I was pleased to hear him say, from the pulpit of the Conference Center, that falling away from the Church isn’t always the result of sin or a desire to sin.
I’ve held the same position for as long as I can remember — it seems to me, based on my experience, to be obviously true — and have repeatedly said so (for example, here and, then, here, and then here). He even went on to say, as I too have gone on to say, that, while it’s understandable that some lose faith and fall away, in the end the Gospel is true and such loss of faith and apostasy is mistaken.
I wasn’t, of course, the first to come up with this view. Far from it. It’s scarcely new doctrine. But some, no doubt, will claim that it is.

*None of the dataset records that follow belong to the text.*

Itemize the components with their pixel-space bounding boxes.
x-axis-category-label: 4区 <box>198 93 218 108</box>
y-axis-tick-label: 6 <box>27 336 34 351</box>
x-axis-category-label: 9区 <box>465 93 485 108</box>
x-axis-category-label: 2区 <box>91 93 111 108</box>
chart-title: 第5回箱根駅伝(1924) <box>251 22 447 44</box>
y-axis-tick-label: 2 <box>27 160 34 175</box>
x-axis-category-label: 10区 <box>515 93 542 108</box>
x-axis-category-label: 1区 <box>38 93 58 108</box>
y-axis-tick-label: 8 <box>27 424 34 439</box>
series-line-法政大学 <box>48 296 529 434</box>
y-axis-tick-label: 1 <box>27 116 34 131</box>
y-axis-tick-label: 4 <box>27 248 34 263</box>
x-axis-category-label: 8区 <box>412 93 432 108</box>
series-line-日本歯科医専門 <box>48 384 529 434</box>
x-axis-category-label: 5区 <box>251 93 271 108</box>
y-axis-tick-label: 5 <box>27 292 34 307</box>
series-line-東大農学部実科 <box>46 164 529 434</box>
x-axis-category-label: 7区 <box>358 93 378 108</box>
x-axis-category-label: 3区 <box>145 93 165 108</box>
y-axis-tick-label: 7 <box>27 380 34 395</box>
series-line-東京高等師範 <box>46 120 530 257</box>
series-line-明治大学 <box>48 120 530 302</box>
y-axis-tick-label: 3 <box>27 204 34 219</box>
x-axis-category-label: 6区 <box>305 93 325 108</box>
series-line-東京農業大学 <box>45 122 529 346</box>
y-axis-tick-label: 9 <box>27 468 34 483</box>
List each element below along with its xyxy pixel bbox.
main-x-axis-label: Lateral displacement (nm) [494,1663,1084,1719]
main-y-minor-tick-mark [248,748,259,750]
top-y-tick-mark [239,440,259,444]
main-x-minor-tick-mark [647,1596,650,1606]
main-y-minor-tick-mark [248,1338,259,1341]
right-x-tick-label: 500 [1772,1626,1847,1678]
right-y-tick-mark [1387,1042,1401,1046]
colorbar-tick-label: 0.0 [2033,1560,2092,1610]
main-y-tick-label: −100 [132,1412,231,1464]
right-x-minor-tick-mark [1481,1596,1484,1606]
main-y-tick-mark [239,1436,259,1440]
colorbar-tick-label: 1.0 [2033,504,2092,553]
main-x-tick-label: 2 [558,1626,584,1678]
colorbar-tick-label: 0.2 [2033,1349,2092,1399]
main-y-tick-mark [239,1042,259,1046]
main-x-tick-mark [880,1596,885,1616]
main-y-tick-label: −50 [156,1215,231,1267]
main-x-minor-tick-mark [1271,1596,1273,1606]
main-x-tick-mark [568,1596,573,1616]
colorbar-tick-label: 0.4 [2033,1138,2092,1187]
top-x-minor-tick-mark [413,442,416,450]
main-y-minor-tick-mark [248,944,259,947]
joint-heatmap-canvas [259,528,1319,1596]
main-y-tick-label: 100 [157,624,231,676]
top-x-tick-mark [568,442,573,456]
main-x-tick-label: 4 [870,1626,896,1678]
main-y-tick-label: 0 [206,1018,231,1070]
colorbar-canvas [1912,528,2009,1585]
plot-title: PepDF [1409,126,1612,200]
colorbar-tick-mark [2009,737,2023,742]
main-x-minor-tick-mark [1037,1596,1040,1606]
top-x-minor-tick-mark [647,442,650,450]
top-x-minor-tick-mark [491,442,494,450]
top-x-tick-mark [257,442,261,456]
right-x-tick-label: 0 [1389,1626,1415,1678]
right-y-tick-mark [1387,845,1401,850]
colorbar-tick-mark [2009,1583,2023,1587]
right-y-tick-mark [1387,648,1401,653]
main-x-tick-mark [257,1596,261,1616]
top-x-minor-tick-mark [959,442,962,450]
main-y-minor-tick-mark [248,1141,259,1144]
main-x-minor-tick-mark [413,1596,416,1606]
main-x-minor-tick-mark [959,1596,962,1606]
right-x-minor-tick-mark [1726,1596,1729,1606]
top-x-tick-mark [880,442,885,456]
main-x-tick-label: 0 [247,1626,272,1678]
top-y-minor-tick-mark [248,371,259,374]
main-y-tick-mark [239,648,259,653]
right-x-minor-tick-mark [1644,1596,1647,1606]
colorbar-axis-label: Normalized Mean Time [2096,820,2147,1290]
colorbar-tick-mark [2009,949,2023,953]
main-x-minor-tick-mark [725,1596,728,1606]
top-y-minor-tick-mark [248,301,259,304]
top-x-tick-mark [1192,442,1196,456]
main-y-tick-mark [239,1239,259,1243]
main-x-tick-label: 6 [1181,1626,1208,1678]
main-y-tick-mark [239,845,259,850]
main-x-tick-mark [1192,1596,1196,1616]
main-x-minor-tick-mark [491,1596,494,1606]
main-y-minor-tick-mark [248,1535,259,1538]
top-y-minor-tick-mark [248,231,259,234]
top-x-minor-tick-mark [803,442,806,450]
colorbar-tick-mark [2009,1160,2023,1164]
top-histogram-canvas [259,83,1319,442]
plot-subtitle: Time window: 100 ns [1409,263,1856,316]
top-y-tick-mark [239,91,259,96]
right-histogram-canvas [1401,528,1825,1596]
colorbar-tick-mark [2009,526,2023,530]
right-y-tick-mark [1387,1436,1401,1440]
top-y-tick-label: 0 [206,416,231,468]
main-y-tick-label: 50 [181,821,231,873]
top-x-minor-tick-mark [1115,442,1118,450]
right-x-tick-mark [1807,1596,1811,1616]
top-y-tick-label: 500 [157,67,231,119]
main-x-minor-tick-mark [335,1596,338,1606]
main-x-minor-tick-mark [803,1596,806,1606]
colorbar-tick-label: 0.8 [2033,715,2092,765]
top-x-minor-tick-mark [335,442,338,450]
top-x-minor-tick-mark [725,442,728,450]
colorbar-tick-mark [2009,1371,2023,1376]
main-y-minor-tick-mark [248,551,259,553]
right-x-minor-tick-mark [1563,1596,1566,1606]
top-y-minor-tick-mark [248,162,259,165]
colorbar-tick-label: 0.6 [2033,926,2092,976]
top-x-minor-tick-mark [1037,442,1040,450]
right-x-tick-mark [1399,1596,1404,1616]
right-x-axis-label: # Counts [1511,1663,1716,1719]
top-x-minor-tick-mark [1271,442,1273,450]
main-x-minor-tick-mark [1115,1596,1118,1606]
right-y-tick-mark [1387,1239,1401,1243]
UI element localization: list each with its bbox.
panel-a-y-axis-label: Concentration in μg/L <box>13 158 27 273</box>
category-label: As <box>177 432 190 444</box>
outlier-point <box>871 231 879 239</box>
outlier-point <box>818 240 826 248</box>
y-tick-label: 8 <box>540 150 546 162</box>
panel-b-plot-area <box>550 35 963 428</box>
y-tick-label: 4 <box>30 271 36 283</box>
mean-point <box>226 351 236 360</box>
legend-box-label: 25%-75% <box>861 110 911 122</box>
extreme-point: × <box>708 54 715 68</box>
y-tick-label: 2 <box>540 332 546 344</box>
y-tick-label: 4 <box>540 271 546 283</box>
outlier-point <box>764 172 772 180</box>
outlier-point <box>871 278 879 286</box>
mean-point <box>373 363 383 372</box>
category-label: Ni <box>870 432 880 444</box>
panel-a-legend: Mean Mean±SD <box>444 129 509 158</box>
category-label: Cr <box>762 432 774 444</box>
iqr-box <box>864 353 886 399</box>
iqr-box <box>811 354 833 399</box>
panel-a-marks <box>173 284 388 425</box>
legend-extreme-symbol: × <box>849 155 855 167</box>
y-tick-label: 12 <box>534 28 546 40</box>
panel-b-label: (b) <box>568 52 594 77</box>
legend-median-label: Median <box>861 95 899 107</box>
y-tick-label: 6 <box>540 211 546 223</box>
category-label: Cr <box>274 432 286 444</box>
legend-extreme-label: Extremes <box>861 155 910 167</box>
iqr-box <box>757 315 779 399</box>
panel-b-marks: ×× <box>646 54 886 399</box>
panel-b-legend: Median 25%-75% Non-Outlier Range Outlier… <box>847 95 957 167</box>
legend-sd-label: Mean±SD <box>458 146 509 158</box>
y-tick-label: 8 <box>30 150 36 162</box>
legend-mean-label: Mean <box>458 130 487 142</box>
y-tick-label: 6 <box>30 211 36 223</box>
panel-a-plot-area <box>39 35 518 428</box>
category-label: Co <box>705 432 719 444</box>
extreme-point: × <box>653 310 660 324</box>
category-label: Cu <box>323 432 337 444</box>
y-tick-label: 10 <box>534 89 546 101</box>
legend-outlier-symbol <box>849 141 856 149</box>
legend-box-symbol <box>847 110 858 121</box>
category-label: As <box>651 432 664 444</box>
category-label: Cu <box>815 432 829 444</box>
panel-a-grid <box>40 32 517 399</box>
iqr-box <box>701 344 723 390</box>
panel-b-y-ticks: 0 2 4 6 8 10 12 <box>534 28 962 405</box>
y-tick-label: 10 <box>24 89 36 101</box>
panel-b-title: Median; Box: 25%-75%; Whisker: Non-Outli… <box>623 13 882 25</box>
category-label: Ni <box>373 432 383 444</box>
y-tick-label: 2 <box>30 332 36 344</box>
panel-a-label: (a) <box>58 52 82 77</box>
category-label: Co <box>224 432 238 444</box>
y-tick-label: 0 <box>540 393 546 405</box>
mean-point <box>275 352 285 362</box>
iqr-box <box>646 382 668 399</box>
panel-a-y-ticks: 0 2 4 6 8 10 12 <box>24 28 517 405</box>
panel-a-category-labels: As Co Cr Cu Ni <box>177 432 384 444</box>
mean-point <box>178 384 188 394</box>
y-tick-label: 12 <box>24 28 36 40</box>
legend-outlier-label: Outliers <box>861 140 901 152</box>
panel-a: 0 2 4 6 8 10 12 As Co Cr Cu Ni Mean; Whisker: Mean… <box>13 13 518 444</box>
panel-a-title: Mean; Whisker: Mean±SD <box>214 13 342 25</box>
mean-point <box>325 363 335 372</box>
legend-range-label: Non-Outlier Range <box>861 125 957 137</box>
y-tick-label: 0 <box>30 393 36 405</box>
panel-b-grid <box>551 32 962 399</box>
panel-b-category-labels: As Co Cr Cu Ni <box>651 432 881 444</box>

Unfortunately, if I say “Loss of faith doesn’t necessarily originate in sin or the desire to sin,” certain folks out there are immediately certain that I’m merely using cunning code language to express my real belief, which is, they say, that loss of faith necessarily originates in sin and the desire to sin.
I’m afraid that I simply don’t have the resources, in my command of English or any other language, to declare any more clearly my position on this matter.
Fortunately, President Uchtdorf, a native speaker of German, has stated my position with unmistakable clarity.
I can sit back now, with absolute confidence, and wait for the inevitable: Somebody will comment, somewhere, that Daniel Peterson must be very upset with President Uchtdorf’s supposedly new, kinder, more gentle stance on this matter.